The proposed sale of 43 ports by Hong Kong-based CK Hutchison to a consortium led by subsidiaries of the Mediterranean Shipping Company (MSC) and BlackRock has alarmed the canal’s leadership, which fears that MSC’s growing control over global port infrastructure could distort competition and undermine the canal’s principle of neutrality.

“There is a potential risk of capacity concentration if the deal comes the way it is structured as we understand right now,” said Ricaurte Vásquez, Panama Canal Authority administrator. “If there is a significant level of concentration on terminal operators belonging to an integrated or one single shipping company, it will be at the expense of Panama’s competitiveness in the market and inconsistent with neutrality.”

Panama caught in US-China trade tensions

The canal’s neutrality, enshrined in a treaty between the US and Panama, has come under renewed scrutiny as President Donald Trump has repeatedly threatened to “take back” control of the waterway, citing concerns about growing Chinese influence in the region. Hutchison currently operates two of the five ports adjacent to the canal, a point of friction for Washington.

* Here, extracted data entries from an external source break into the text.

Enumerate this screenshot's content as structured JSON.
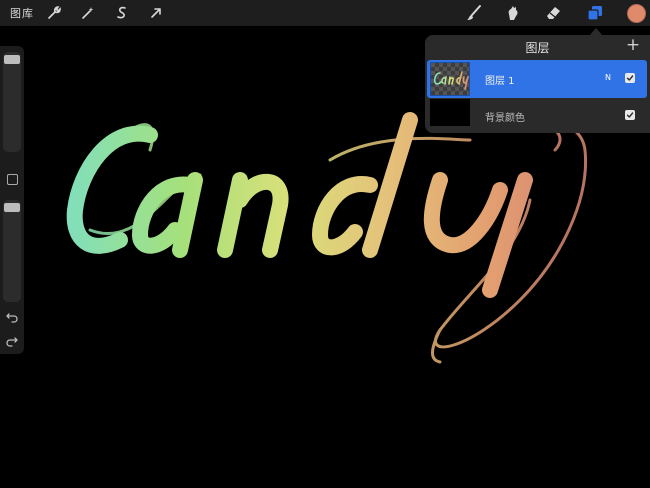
{
  "toolbar": {
    "gallery_label": "图库",
    "left_tools": [
      "wrench-icon",
      "magic-wand-icon",
      "selection-icon",
      "transform-icon"
    ],
    "right_tools": [
      "brush-icon",
      "smudge-icon",
      "eraser-icon",
      "layers-icon"
    ],
    "active_tool": "layers-icon",
    "current_color": "#e08a6c"
  },
  "sidebar": {
    "brush_size_level": 0.95,
    "opacity_level": 0.95,
    "icons": [
      "modify-button",
      "undo-icon",
      "redo-icon"
    ]
  },
  "canvas": {
    "background_color": "#000000",
    "lettering": "Candy",
    "gradient_colors": [
      "#7fdfc0",
      "#a6e07a",
      "#d8e07a",
      "#e4c27a",
      "#e3a070",
      "#d88a72"
    ]
  },
  "layers_panel": {
    "title": "图层",
    "add_label": "+",
    "layers": [
      {
        "name": "图层 1",
        "blend_mode": "N",
        "visible": true,
        "selected": true
      },
      {
        "name": "背景颜色",
        "blend_mode": "",
        "visible": true,
        "selected": false
      }
    ]
  }
}
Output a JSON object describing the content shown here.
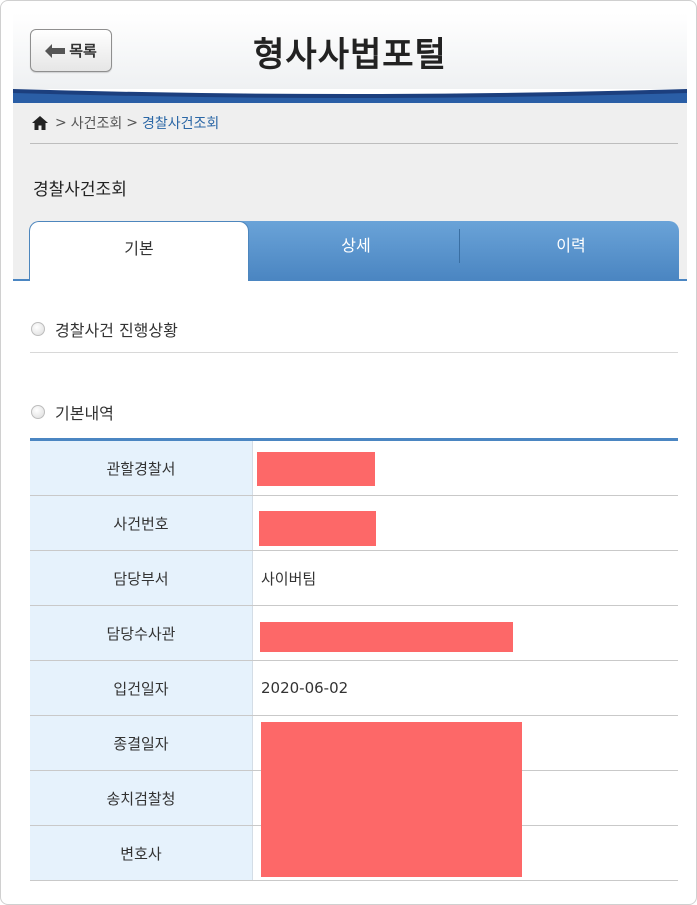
{
  "header": {
    "back_label": "목록",
    "title": "형사사법포털"
  },
  "breadcrumb": {
    "items": [
      "사건조회"
    ],
    "current": "경찰사건조회"
  },
  "page": {
    "title": "경찰사건조회"
  },
  "tabs": [
    {
      "label": "기본",
      "active": true
    },
    {
      "label": "상세",
      "active": false
    },
    {
      "label": "이력",
      "active": false
    }
  ],
  "sections": {
    "progress": "경찰사건 진행상황",
    "basic": "기본내역"
  },
  "table": {
    "rows": [
      {
        "label": "관할경찰서",
        "value": ""
      },
      {
        "label": "사건번호",
        "value": ""
      },
      {
        "label": "담당부서",
        "value": "사이버팀"
      },
      {
        "label": "담당수사관",
        "value": ""
      },
      {
        "label": "입건일자",
        "value": "2020-06-02"
      },
      {
        "label": "종결일자",
        "value": ""
      },
      {
        "label": "송치검찰청",
        "value": ""
      },
      {
        "label": "변호사",
        "value": ""
      }
    ]
  },
  "colors": {
    "accent": "#4b86c2",
    "redaction": "#fd6868",
    "label_bg": "#e6f2fc"
  }
}
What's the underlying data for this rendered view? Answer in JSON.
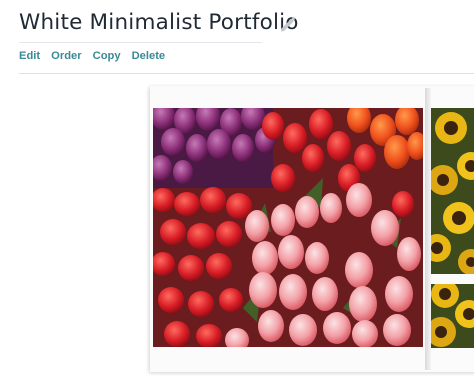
{
  "portfolio": {
    "title": "White Minimalist Portfolio",
    "edit_icon": "pencil-icon"
  },
  "toolbar": {
    "edit_label": "Edit",
    "order_label": "Order",
    "copy_label": "Copy",
    "delete_label": "Delete"
  },
  "photos": [
    {
      "subject": "tulips"
    },
    {
      "subject": "sunflowers"
    }
  ],
  "colors": {
    "title": "#1f2a36",
    "action_link": "#3b8a96",
    "divider": "#dde1e5"
  }
}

Canal explores new business opportunities

Rather than wait passively for the deal’s outcome, Vásquez said the canal should seize the moment to expand its own role in the region’s logistics landscape. One option under consideration is reactivating a long-stalled project to build a container terminal at the Port of Corozal, located at the Pacific end of the canal.

“Instead of feeling sorry about the situation… this is a great opportunity to put a proposal on the table,” Vásquez said.

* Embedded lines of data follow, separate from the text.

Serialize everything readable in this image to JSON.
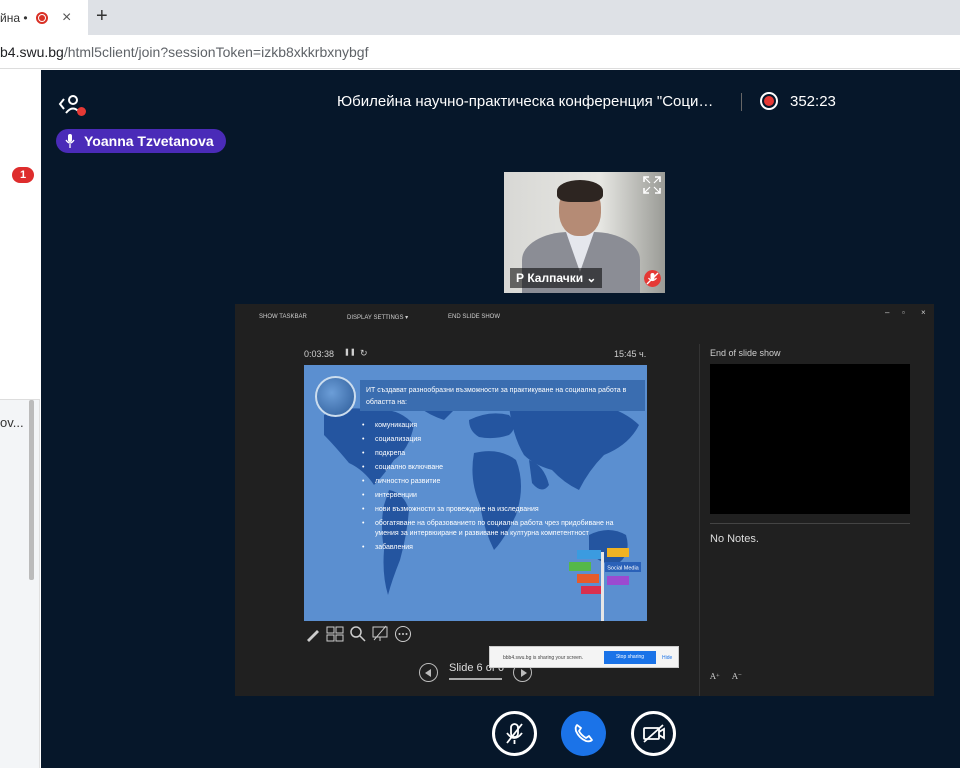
{
  "browser": {
    "tab_title": "йна •",
    "tab_close": "×",
    "new_tab": "+",
    "url_host": "b4.swu.bg",
    "url_path": "/html5client/join?sessionToken=izkb8xkkrbxnybgf"
  },
  "sidebar": {
    "unread_badge": "1",
    "truncated_item": "ov..."
  },
  "header": {
    "meeting_title": "Юбилейна научно-практическа конференция \"Соци…",
    "recording_time": "352:23"
  },
  "talking_indicator": {
    "name": "Yoanna Tzvetanova"
  },
  "webcam": {
    "participant_name": "Р Калпачки ⌄"
  },
  "presentation": {
    "toolbar": {
      "show_taskbar": "SHOW TASKBAR",
      "display_settings": "DISPLAY SETTINGS ▾",
      "end_slide_show": "END SLIDE SHOW"
    },
    "window_controls": [
      "–",
      "▫",
      "×"
    ],
    "elapsed": "0:03:38",
    "pause_icon": "❚❚",
    "restart_icon": "↻",
    "clock": "15:45 ч.",
    "slide": {
      "heading": "ИТ   създават разнообразни възможности за практикуване на социална работа   в   областта   на:",
      "bullets": [
        "комуникация",
        "социализация",
        "подкрепа",
        "социално включване",
        "личностно  развитие",
        "интервенции",
        "нови  възможности   за   провеждане   на изследвания",
        "обогатяване на образованието по социална работа чрез придобиване на умения за интервюиране и развиване на културна компетентност",
        "забавления"
      ],
      "sign_label": "Social Media"
    },
    "slide_counter": "Slide 6 of 6",
    "next_slide_label": "End of slide show",
    "notes": "No Notes.",
    "font_controls": [
      "A⁺",
      "A⁻"
    ],
    "share_notice": {
      "text": "bbb4.swu.bg is sharing your screen.",
      "stop_label": "Stop sharing",
      "hide_label": "Hide"
    }
  },
  "colors": {
    "background": "#06172a",
    "accent_blue": "#1b73e8",
    "talking_purple": "#4a2bb8",
    "record_red": "#e53935"
  }
}
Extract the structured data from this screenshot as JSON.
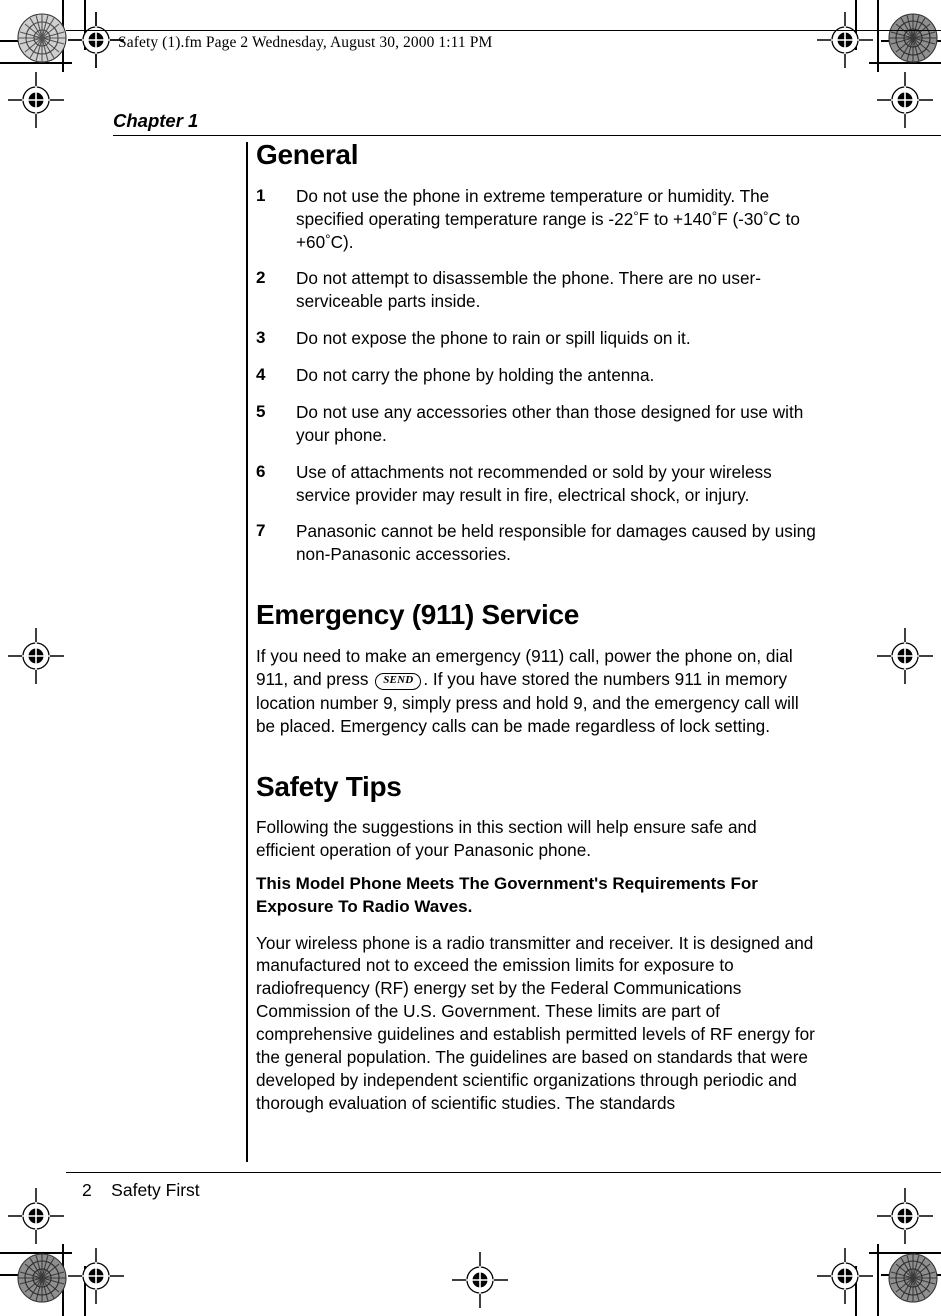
{
  "header": {
    "file_line": "Safety (1).fm  Page 2  Wednesday, August 30, 2000  1:11 PM"
  },
  "chapter": {
    "label": "Chapter 1"
  },
  "sections": {
    "general": {
      "title": "General",
      "items": [
        {
          "num": "1",
          "text_before": "Do not use the phone in extreme temperature or humidity. The specified operating temperature range is -22",
          "deg1": "°",
          "mid1": "F to +140",
          "deg2": "°",
          "mid2": "F (-30",
          "deg3": "°",
          "mid3": "C to +60",
          "deg4": "°",
          "text_after": "C)."
        },
        {
          "num": "2",
          "text": "Do not attempt to disassemble the phone. There are no user-serviceable parts inside."
        },
        {
          "num": "3",
          "text": "Do not expose the phone to rain or spill liquids on it."
        },
        {
          "num": "4",
          "text": "Do not carry the phone by holding the antenna."
        },
        {
          "num": "5",
          "text": "Do not use any accessories other than those designed for use with your phone."
        },
        {
          "num": "6",
          "text": "Use of attachments not recommended or sold by your wireless service provider may result in fire, electrical shock, or injury."
        },
        {
          "num": "7",
          "text": "Panasonic cannot be held responsible for damages caused by using non-Panasonic accessories."
        }
      ]
    },
    "emergency": {
      "title": "Emergency (911) Service",
      "para_before": "If you need to make an emergency (911) call, power the phone on, dial 911, and press",
      "send_key": "SEND",
      "para_after": ". If you have stored the numbers 911 in memory location number 9, simply press and hold 9, and the emergency call will be placed. Emergency calls can be made regardless of lock setting."
    },
    "safety_tips": {
      "title": "Safety Tips",
      "intro": "Following the suggestions in this section will help ensure safe and efficient operation of your Panasonic phone.",
      "subhead": "This Model Phone Meets The Government's Requirements For Exposure To Radio Waves.",
      "body": "Your wireless phone is a radio transmitter and receiver. It is designed and manufactured not to exceed the emission limits for exposure to radiofrequency (RF) energy set by the Federal Communications Commission of the U.S. Government. These limits are part of comprehensive guidelines and establish permitted levels of RF energy for the general population. The guidelines are based on standards that were developed by independent scientific organizations through periodic and thorough evaluation of scientific studies. The standards"
    }
  },
  "footer": {
    "page_number": "2",
    "section_name": "Safety First",
    "combined": "2    Safety First"
  },
  "print_marks": {
    "registration_label": "registration-target",
    "starburst_label": "density-starburst-target",
    "crop_label": "crop-mark"
  }
}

A record drought in 2023, which severely disrupted canal operations, has already pushed the authority to diversify both its water resources and business lines. A recent ruling by Panama’s Supreme Court returned land near the canal to the authority, giving it additional options for expansion.

One project under review is the construction of a pipeline along the length of the canal to transport up to one million barrels per day of liquefied petroleum gas (LPG). Under the plan, tankers would offload LPG and ethane at the canal’s Caribbean entrance and transfer the cargo via pipeline to the Pacific side, freeing up canal space for other high-demand shipments such as liquefied natural gas.

Navigating US political pressure

The canal is also facing continued pressure from the Trump administration. Washington has requested that US government ships be allowed to transit the canal for free—an option Vásquez rejected as incompatible with existing rules.

“Free is not an option as presented,” he said. “Let’s discuss it. But the treaty is law in Panama, and it’s rule of law in the States, so no one can force anyone to break the law.”

As global competition intensifies and geopolitical pressures mount, the canal’s leadership appears determined to safeguard its neutrality while adapting its business model for a more competitive era.